Here are two examples of how to do it:
Setup:
julia> using OhMyThreads
julia> run_shell() = (run(`sleep 2`); run(`echo hello`))
- Option 1: Using
@set ntasks
julia> @tasks for i in 1:8
@set ntasks = 4
run_shell() # note that this command waits
end
- Option 2: Using the semaphore and spawn, no
@tasks
julia> sem = Base.Semaphore(4)
for i in 1:8
Base.acquire(sem)
Threads.@spawn begin
try
run_shell()
finally
Base.release(sem)
end
end
end
The latter has two problems:
- The loop ends once the last task is spawned, not finished, and that’s probably not what you want
- If the shell command errors, the error is not handled well.
If you have only tens of thousands of tasks (or less) total to spawn, and not millions, I would recommend wrapping the above in a @sync
to handle the errors and wait for all the spawned tasks to finish:
julia> @sync begin
sem = Base.Semaphore(4)
for i in 1:8
Base.acquire(sem)
Threads.@spawn begin
try
run_shell()
finally
Base.release(sem)
end
end
end
end
1 Like
In order to wait until all work is done, you can simply do
function worker(p,t)
for i in 1:3
println()
print(t,":",p,":",i)
sleep(Base.rand()*2)
end
end
function sem_processing_pipeline(t, s::Base.Semaphore)
for p in 1:5
Base.acquire(s)
@spawn try
println()
println("Starting pipeline: ", p, " of time step ", t)
worker(p,t)
finally
Base.release(s)
end
end
end
function sem_time_stepper()
num_parallel = 15
sem = Base.Semaphore(num_parallel)
for t in 1:10
println()
println("Processing time step: "*string(t))
sem_processing_pipeline(t,sem)
end
for i=1:15
Base.acquire(num_parallel)
end
end
For this pattern to work, it is essential that you do
Base.acquire(s)
@spawn try
...
instead of
@spawn try
Base.acquire(s)
...
because otherwise you may miss some jobs / produce a race.
But that is probably the method @foobar_lv2 warned is stressing the scheduler more. Well, it’s not a million tasks, but potentially, 2880.
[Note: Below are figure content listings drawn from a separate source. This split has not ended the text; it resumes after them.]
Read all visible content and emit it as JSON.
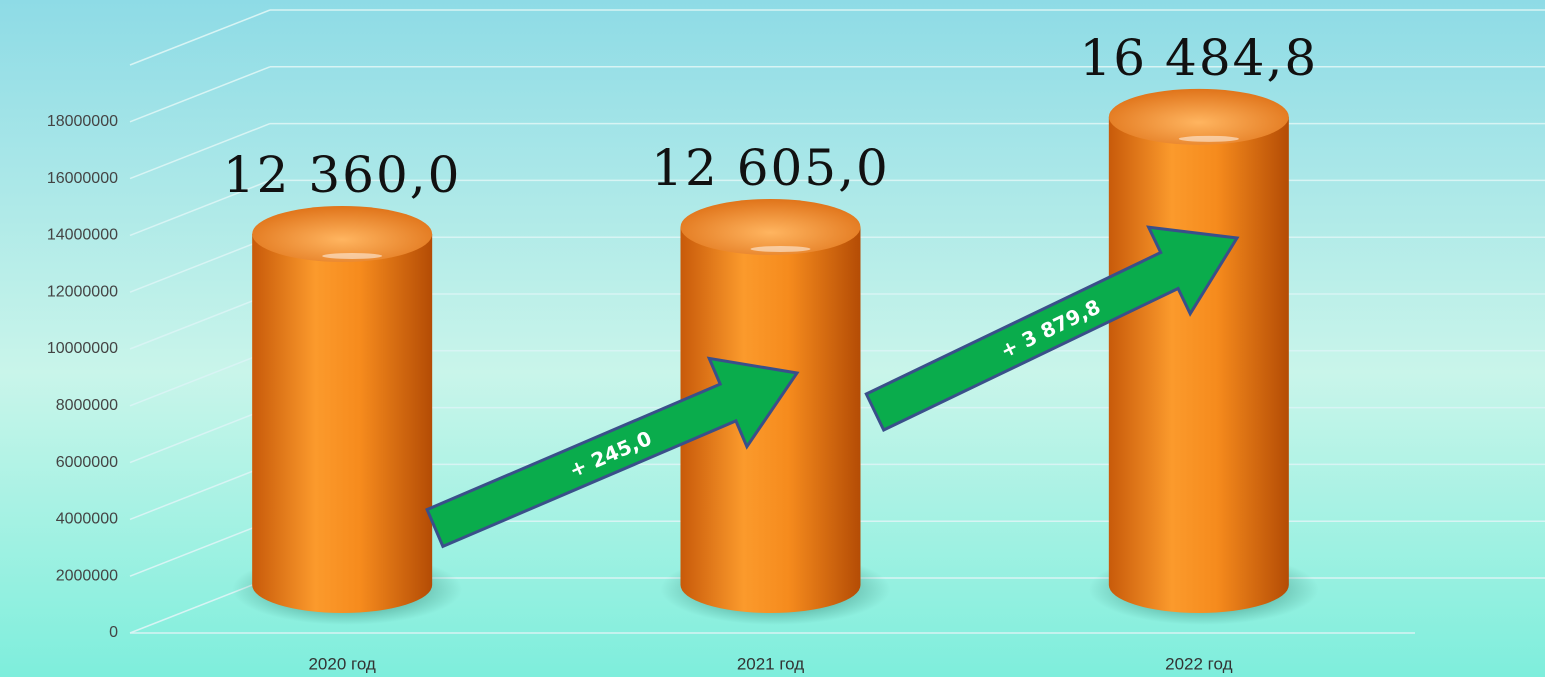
{
  "chart_data": {
    "type": "cylinder",
    "categories": [
      "2020 год",
      "2021 год",
      "2022 год"
    ],
    "values": [
      12360000,
      12605000,
      16484800
    ],
    "value_labels": [
      "12 360,0",
      "12 605,0",
      "16 484,8"
    ],
    "color": "#f7921e",
    "ylim": [
      0,
      20000000
    ],
    "yticks": [
      0,
      2000000,
      4000000,
      6000000,
      8000000,
      10000000,
      12000000,
      14000000,
      16000000,
      18000000
    ],
    "grid": true,
    "annotations": [
      "+ 245,0",
      "+ 3 879,8"
    ]
  }
}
No, 3k tasks are nothing to worry about; 1M tasks work perfectly fine but ain’t cheap to schedule. Consider
julia> function foo(n)
@sync for i=1:n
Threads.@spawn 1+1
end
end
julia> foo(1);
julia> @timev foo(1000_000)
0.909401 seconds (4.00 M allocations: 322.595 MiB, 14.74% gc time)
elapsed time (ns): 9.09400887e8
gc time (ns): 134035862
bytes allocated: 338264992
pool allocs: 4000025
non-pool GC allocs: 0
malloc() calls: 10
free() calls: 194
minor collections: 4
full collections: 2
Thanks, forgot that @sync
and to remove @tasks
which was left after copy & paste.
This is the structure I am using.
function worker(p,t)
for i in 1:3
sleep(Base.rand()*2)
end
end
function sem_processing_pipeline(t, s::Base.Semaphore)
@sync for p in 1:5
Base.acquire(s)
@spawn begin #best
try
println("Starting pipeline: ", p, " of time step ", t)
worker(p,t)
finally
Base.release(sem)
end
end
end
end
function sem_time_stepper()
sem = Base.Semaphore(15)
@tasks for t in 1:10
@set scheduler = :greedy # optional
println("Processing time step: "*string(t))
sem_processing_pipeline(t,sem)
end
end
There needs to be @tasks
in the time step loop function. Multi-threading this makes sure that there is new supply of tasks when those within one time step are running out, and the ntasks
and :greedy
options control how sequentially it proceeds.
The docs also has another suggestion, Base.acquire(sem) do
. When I tried it briefly, it gave me some error that the number of acquires and releases are mismatched, and it does not seem to be needed, as the above works.